Personal data is any information that can be directly or indirectly attributed to a natural person who is alive. For example. images and sound recordings processed on a computer can be personal data even if no names are mentioned. Encrypted data and various types of electronic identities (e.g. IP numbers) are personal data if they can be linked to natural persons.
Processing of personal data is everything that happens to personal data. Any action taken with personal data constitutes processing, regardless of whether it is carried out by automated means or not.
Examples of common processing operations are collection, recording, organisation, structuring, storage, processing, transmission and erasure.
Who is responsible for the personal data we collect?
WG Hotelldrift AB, org. no 556054-6045, Färna Herrgård 1 739 70 Skinnskatteberg,
is the controller of the company’s processing of personal data.
How is your personal data protected?
We have put in place specific security procedures to protect your personal data against unlawful or unauthorised processing (such as unlawful access, loss, destruction or damage).
What personal data do we collect and for what purpose?
We collect your name, address, email address, telephone number and any information you choose to share with us. We need these in order to complete your booking of hotel rooms, overnight packages & day packages.
For restaurant visits, spa treatments and the purchase of gift cards, we collect names, phone numbers and email details.
How long do we keep your personal data?
We save the collected personal data, as well as the data you choose to share with us until the booking with us is completed and 26 months after the end of your stay/payment.
This is in order to follow up the handling of the booking/payment that may occur afterwards.
Your data will then be anonymised unless you choose to keep your data with us.
Email conversations made in the context of a treatment are kept for 12 months after the booking has been made in order to manage any follow-up to the booking. They are then deleted from our system.
Who may we share your personal data with?
When necessary to provide the best possible service and for marketing purposes, we share your data with a data processor. An assistant may be a service bureau that processes personal data on behalf of a limited company or a public authority. The processor may only process the personal data in accordance with the instructions and guidelines provided by the controller.

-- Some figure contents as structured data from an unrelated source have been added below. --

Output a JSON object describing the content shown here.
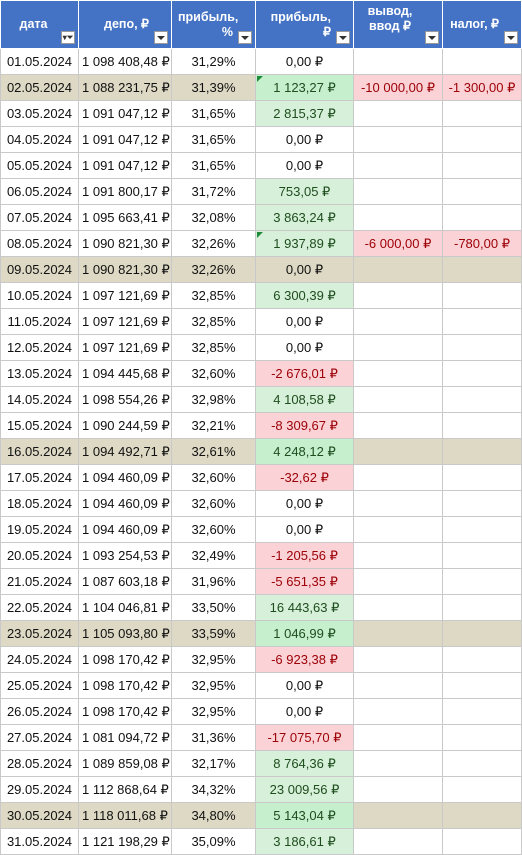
{
  "headers": {
    "date": "дата",
    "depo": "депо, ₽",
    "pct": "прибыль, %",
    "profit": "прибыль, ₽",
    "out": "вывод, ввод ₽",
    "tax": "налог, ₽"
  },
  "colors": {
    "header": "#4472c4",
    "highlight_row": "#ddd9c4",
    "positive_fill": "#d7f0d9",
    "negative_fill": "#fbd2d6",
    "negative_text": "#9c0006"
  },
  "rows": [
    {
      "date": "01.05.2024",
      "depo": "1 098 408,48 ₽",
      "pct": "31,29%",
      "profit": "0,00 ₽",
      "out": "",
      "tax": ""
    },
    {
      "date": "02.05.2024",
      "depo": "1 088 231,75 ₽",
      "pct": "31,39%",
      "profit": "1 123,27 ₽",
      "out": "-10 000,00 ₽",
      "tax": "-1 300,00 ₽"
    },
    {
      "date": "03.05.2024",
      "depo": "1 091 047,12 ₽",
      "pct": "31,65%",
      "profit": "2 815,37 ₽",
      "out": "",
      "tax": ""
    },
    {
      "date": "04.05.2024",
      "depo": "1 091 047,12 ₽",
      "pct": "31,65%",
      "profit": "0,00 ₽",
      "out": "",
      "tax": ""
    },
    {
      "date": "05.05.2024",
      "depo": "1 091 047,12 ₽",
      "pct": "31,65%",
      "profit": "0,00 ₽",
      "out": "",
      "tax": ""
    },
    {
      "date": "06.05.2024",
      "depo": "1 091 800,17 ₽",
      "pct": "31,72%",
      "profit": "753,05 ₽",
      "out": "",
      "tax": ""
    },
    {
      "date": "07.05.2024",
      "depo": "1 095 663,41 ₽",
      "pct": "32,08%",
      "profit": "3 863,24 ₽",
      "out": "",
      "tax": ""
    },
    {
      "date": "08.05.2024",
      "depo": "1 090 821,30 ₽",
      "pct": "32,26%",
      "profit": "1 937,89 ₽",
      "out": "-6 000,00 ₽",
      "tax": "-780,00 ₽"
    },
    {
      "date": "09.05.2024",
      "depo": "1 090 821,30 ₽",
      "pct": "32,26%",
      "profit": "0,00 ₽",
      "out": "",
      "tax": ""
    },
    {
      "date": "10.05.2024",
      "depo": "1 097 121,69 ₽",
      "pct": "32,85%",
      "profit": "6 300,39 ₽",
      "out": "",
      "tax": ""
    },
    {
      "date": "11.05.2024",
      "depo": "1 097 121,69 ₽",
      "pct": "32,85%",
      "profit": "0,00 ₽",
      "out": "",
      "tax": ""
    },
    {
      "date": "12.05.2024",
      "depo": "1 097 121,69 ₽",
      "pct": "32,85%",
      "profit": "0,00 ₽",
      "out": "",
      "tax": ""
    },
    {
      "date": "13.05.2024",
      "depo": "1 094 445,68 ₽",
      "pct": "32,60%",
      "profit": "-2 676,01 ₽",
      "out": "",
      "tax": ""
    },
    {
      "date": "14.05.2024",
      "depo": "1 098 554,26 ₽",
      "pct": "32,98%",
      "profit": "4 108,58 ₽",
      "out": "",
      "tax": ""
    },
    {
      "date": "15.05.2024",
      "depo": "1 090 244,59 ₽",
      "pct": "32,21%",
      "profit": "-8 309,67 ₽",
      "out": "",
      "tax": ""
    },
    {
      "date": "16.05.2024",
      "depo": "1 094 492,71 ₽",
      "pct": "32,61%",
      "profit": "4 248,12 ₽",
      "out": "",
      "tax": ""
    },
    {
      "date": "17.05.2024",
      "depo": "1 094 460,09 ₽",
      "pct": "32,60%",
      "profit": "-32,62 ₽",
      "out": "",
      "tax": ""
    },
    {
      "date": "18.05.2024",
      "depo": "1 094 460,09 ₽",
      "pct": "32,60%",
      "profit": "0,00 ₽",
      "out": "",
      "tax": ""
    },
    {
      "date": "19.05.2024",
      "depo": "1 094 460,09 ₽",
      "pct": "32,60%",
      "profit": "0,00 ₽",
      "out": "",
      "tax": ""
    },
    {
      "date": "20.05.2024",
      "depo": "1 093 254,53 ₽",
      "pct": "32,49%",
      "profit": "-1 205,56 ₽",
      "out": "",
      "tax": ""
    },
    {
      "date": "21.05.2024",
      "depo": "1 087 603,18 ₽",
      "pct": "31,96%",
      "profit": "-5 651,35 ₽",
      "out": "",
      "tax": ""
    },
    {
      "date": "22.05.2024",
      "depo": "1 104 046,81 ₽",
      "pct": "33,50%",
      "profit": "16 443,63 ₽",
      "out": "",
      "tax": ""
    },
    {
      "date": "23.05.2024",
      "depo": "1 105 093,80 ₽",
      "pct": "33,59%",
      "profit": "1 046,99 ₽",
      "out": "",
      "tax": ""
    },
    {
      "date": "24.05.2024",
      "depo": "1 098 170,42 ₽",
      "pct": "32,95%",
      "profit": "-6 923,38 ₽",
      "out": "",
      "tax": ""
    },
    {
      "date": "25.05.2024",
      "depo": "1 098 170,42 ₽",
      "pct": "32,95%",
      "profit": "0,00 ₽",
      "out": "",
      "tax": ""
    },
    {
      "date": "26.05.2024",
      "depo": "1 098 170,42 ₽",
      "pct": "32,95%",
      "profit": "0,00 ₽",
      "out": "",
      "tax": ""
    },
    {
      "date": "27.05.2024",
      "depo": "1 081 094,72 ₽",
      "pct": "31,36%",
      "profit": "-17 075,70 ₽",
      "out": "",
      "tax": ""
    },
    {
      "date": "28.05.2024",
      "depo": "1 089 859,08 ₽",
      "pct": "32,17%",
      "profit": "8 764,36 ₽",
      "out": "",
      "tax": ""
    },
    {
      "date": "29.05.2024",
      "depo": "1 112 868,64 ₽",
      "pct": "34,32%",
      "profit": "23 009,56 ₽",
      "out": "",
      "tax": ""
    },
    {
      "date": "30.05.2024",
      "depo": "1 118 011,68 ₽",
      "pct": "34,80%",
      "profit": "5 143,04 ₽",
      "out": "",
      "tax": ""
    },
    {
      "date": "31.05.2024",
      "depo": "1 121 198,29 ₽",
      "pct": "35,09%",
      "profit": "3 186,61 ₽",
      "out": "",
      "tax": ""
    }
  ],
  "highlighted_dates": [
    "02.05.2024",
    "09.05.2024",
    "16.05.2024",
    "23.05.2024",
    "30.05.2024"
  ],
  "flagged_dates": [
    "02.05.2024",
    "08.05.2024"
  ],
  "filtered_column": "date"
}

Subcontractors offering payment solutions (card redemption companies, banks and other payment service providers)
IT services (companies that manage the necessary operation, technical support and maintenance of
our IT solutions)
Subcontractors who handle guest surveys, newsletters and collection of data for marketing purposes via our website.

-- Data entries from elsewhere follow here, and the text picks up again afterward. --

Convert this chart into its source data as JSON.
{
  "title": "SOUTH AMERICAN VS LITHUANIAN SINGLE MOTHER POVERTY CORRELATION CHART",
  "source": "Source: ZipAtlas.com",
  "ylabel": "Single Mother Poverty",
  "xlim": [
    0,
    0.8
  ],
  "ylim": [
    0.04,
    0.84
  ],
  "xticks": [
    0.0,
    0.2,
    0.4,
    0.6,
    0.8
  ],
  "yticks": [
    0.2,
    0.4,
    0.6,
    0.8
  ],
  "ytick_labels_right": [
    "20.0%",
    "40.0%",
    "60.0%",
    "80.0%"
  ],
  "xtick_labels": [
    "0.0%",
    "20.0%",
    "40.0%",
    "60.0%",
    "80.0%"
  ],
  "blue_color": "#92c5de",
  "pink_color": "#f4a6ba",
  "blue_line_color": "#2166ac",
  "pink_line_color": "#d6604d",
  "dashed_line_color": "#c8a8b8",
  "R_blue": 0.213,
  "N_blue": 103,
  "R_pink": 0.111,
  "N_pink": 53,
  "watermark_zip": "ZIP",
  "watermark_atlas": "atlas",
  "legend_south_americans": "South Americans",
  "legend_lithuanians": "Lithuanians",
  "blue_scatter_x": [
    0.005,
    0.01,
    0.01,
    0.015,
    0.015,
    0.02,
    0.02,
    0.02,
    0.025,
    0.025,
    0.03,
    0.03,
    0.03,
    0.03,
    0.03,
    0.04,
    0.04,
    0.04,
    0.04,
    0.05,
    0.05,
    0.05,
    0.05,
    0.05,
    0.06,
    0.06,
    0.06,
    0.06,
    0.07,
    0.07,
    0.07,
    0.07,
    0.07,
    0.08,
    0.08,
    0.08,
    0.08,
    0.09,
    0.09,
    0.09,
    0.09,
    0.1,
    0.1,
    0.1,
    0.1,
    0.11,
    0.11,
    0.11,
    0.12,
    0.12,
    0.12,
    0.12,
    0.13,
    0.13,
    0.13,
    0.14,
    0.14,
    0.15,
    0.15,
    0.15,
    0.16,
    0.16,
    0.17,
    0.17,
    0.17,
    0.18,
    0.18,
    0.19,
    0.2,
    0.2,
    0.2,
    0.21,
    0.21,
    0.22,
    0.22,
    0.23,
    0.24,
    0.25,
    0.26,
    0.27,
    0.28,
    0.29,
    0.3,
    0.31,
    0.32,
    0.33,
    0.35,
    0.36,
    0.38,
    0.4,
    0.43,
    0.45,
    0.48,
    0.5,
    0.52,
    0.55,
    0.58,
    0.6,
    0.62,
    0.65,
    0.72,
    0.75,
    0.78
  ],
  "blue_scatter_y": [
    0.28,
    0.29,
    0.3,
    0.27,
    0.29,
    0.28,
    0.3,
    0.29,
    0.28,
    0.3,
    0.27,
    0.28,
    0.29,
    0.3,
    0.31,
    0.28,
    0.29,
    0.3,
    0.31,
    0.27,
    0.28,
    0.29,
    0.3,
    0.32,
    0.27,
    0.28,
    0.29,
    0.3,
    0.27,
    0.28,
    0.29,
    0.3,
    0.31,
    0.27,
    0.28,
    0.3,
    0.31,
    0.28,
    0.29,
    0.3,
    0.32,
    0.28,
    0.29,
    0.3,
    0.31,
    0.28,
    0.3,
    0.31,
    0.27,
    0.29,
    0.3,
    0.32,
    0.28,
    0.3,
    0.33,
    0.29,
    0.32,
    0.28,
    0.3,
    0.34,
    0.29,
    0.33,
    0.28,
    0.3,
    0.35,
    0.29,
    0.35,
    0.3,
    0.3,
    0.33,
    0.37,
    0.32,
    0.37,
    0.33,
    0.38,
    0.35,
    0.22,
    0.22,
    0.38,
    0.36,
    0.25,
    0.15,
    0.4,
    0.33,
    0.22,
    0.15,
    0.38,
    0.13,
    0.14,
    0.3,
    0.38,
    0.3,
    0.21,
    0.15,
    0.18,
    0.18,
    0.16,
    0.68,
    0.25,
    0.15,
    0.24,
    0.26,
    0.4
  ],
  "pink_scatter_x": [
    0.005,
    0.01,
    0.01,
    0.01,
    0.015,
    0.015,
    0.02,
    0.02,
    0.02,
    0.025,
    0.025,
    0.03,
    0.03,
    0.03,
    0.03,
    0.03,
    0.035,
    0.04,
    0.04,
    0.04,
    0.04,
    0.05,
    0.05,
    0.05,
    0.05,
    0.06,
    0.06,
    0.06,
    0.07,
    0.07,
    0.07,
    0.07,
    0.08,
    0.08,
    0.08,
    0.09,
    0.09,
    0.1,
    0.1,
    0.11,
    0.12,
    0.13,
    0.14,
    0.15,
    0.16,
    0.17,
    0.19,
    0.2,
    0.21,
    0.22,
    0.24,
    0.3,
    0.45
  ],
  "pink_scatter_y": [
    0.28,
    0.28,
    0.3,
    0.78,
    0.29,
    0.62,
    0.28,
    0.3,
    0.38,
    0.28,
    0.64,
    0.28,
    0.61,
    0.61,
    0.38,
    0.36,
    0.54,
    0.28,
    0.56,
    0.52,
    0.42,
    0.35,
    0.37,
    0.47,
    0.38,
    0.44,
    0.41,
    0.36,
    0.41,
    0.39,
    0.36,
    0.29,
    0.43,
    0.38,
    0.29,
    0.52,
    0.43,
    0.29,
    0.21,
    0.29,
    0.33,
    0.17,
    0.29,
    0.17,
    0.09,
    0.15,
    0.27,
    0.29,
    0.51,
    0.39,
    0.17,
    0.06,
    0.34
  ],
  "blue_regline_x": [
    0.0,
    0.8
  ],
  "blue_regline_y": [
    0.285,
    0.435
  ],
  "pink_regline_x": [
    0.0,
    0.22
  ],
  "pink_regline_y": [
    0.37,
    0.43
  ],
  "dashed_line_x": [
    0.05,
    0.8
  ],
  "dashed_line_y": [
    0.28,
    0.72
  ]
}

We may also share your personal data with certain companies that are independent data controllers. The fact that the company is an independent controller means that we do not control how the information provided to the company is processed.

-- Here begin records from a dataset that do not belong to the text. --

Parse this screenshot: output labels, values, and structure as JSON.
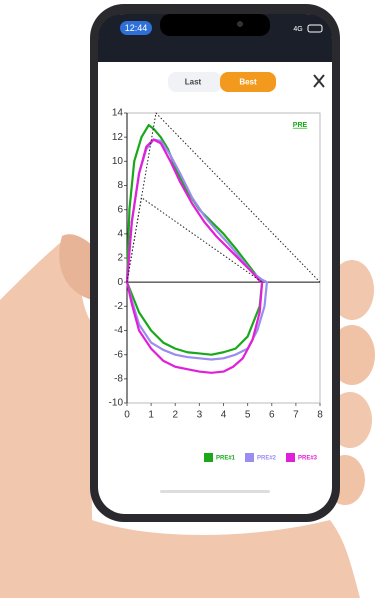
{
  "status_bar": {
    "time": "12:44",
    "network": "4G"
  },
  "tabs": [
    "Last",
    "Best"
  ],
  "chart_data": {
    "type": "line",
    "annotation": "PRE",
    "xlim": [
      0,
      8
    ],
    "xticks": [
      0,
      1,
      2,
      3,
      4,
      5,
      6,
      7,
      8
    ],
    "ylim": [
      -10,
      14
    ],
    "yticks": [
      -10,
      -8,
      -6,
      -4,
      -2,
      0,
      2,
      4,
      6,
      8,
      10,
      12,
      14
    ],
    "series": [
      {
        "name": "PRE#1",
        "color": "#1aa81a",
        "x": [
          0,
          0.1,
          0.3,
          0.6,
          0.9,
          1.1,
          1.4,
          1.7,
          2.0,
          2.5,
          3.0,
          3.5,
          4.0,
          4.5,
          5.0,
          5.5,
          5.6,
          5.5,
          5.0,
          4.5,
          4.0,
          3.5,
          3.0,
          2.5,
          2.0,
          1.5,
          1.0,
          0.5,
          0.2,
          0
        ],
        "values": [
          0,
          6,
          10,
          12,
          13,
          12.7,
          12,
          11,
          9.5,
          7.5,
          6,
          5,
          4,
          2.8,
          1.5,
          0.2,
          0,
          -2,
          -4.5,
          -5.5,
          -5.8,
          -6,
          -5.9,
          -5.8,
          -5.5,
          -5,
          -4,
          -2.5,
          -1,
          0
        ]
      },
      {
        "name": "PRE#2",
        "color": "#9b8cf0",
        "x": [
          0,
          0.2,
          0.5,
          0.8,
          1.1,
          1.4,
          1.8,
          2.2,
          2.7,
          3.2,
          3.7,
          4.2,
          4.7,
          5.2,
          5.6,
          5.8,
          5.7,
          5.4,
          5.0,
          4.5,
          4.0,
          3.5,
          3.0,
          2.5,
          2.0,
          1.5,
          1.0,
          0.5,
          0.2,
          0
        ],
        "values": [
          0,
          5,
          9,
          11,
          11.8,
          11.7,
          10.5,
          9,
          7,
          5.5,
          4.3,
          3.2,
          2,
          0.8,
          0.2,
          0,
          -2,
          -4,
          -5.5,
          -6,
          -6.3,
          -6.4,
          -6.3,
          -6.2,
          -6,
          -5.6,
          -5,
          -3.5,
          -1.5,
          0
        ]
      },
      {
        "name": "PRE#3",
        "color": "#e020d8",
        "x": [
          0,
          0.2,
          0.5,
          0.8,
          1.1,
          1.4,
          1.8,
          2.2,
          2.7,
          3.2,
          3.7,
          4.2,
          4.7,
          5.2,
          5.5,
          5.6,
          5.5,
          5.2,
          4.8,
          4.4,
          4.0,
          3.5,
          3.0,
          2.5,
          2.0,
          1.5,
          1.0,
          0.5,
          0.2,
          0
        ],
        "values": [
          0,
          5,
          9,
          11.2,
          11.8,
          11.5,
          10,
          8.3,
          6.5,
          5,
          3.8,
          2.8,
          1.8,
          0.8,
          0.1,
          0,
          -2.5,
          -4.8,
          -6.3,
          -7,
          -7.4,
          -7.5,
          -7.4,
          -7.2,
          -7,
          -6.5,
          -5.5,
          -4,
          -1.8,
          0
        ]
      },
      {
        "color": "#222222",
        "dashed": true,
        "x": [
          0,
          1.2,
          8
        ],
        "values": [
          0,
          14,
          0
        ]
      },
      {
        "color": "#222222",
        "dashed": true,
        "x": [
          0,
          0.6,
          5.6
        ],
        "values": [
          0,
          7,
          0
        ]
      }
    ]
  }
}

The independent controllers with whom we share your personal data are:
Government authorities (police, tax authorities or other authorities) if we are required to do so by law or on suspicion of a crime.
Collection agencies in case of problems with payments.
Your rights as a data subject:
Right of access (register extract) You can always obtain information about how we process your personal data and what data we have in our systems. The information is provided in the form of a register extract after we have ensured that the data is provided to the right person.
Right to erasure (where possible)
You can request erasure of personal data we process about you if:
the data are no longer necessary for the purposes for which they were collected or processed.
You object to processing for direct marketing purposes.
The personal data is processed unlawfully.
Right to object to certain types of processing (newsletters, direct mail, etc.)
You have the possibility to object to the processing of your personal data for direct marketing purposes.
The objection also covers the analysis of personal data (so-called profiling) carried out for direct marketing purposes. Direct marketing refers to all types of outreach marketing activities (e.g. by post, e-mail and SMS).
What are cookies and how do we use them?
Cookies are a small text file consisting of letters and numbers sent from our web server
and saved on your browser or device.
1) Session cookies (a temporary cookie that expires when you close your browser or device).
2) Persistent cookies (cookies that remain on your computer until you delete them or they expire).
3) First-party cookies (cookies set by the website you visit).
4) Third-party cookies (cookies set by a third-party website.)
We use these primarily for analysis purposes, e.g. Google Analytics.)
5) Similar technologies (technologies that store information in your browser or on your device
in a manner similar to cookies).
The cookies we use normally improve the services we offer.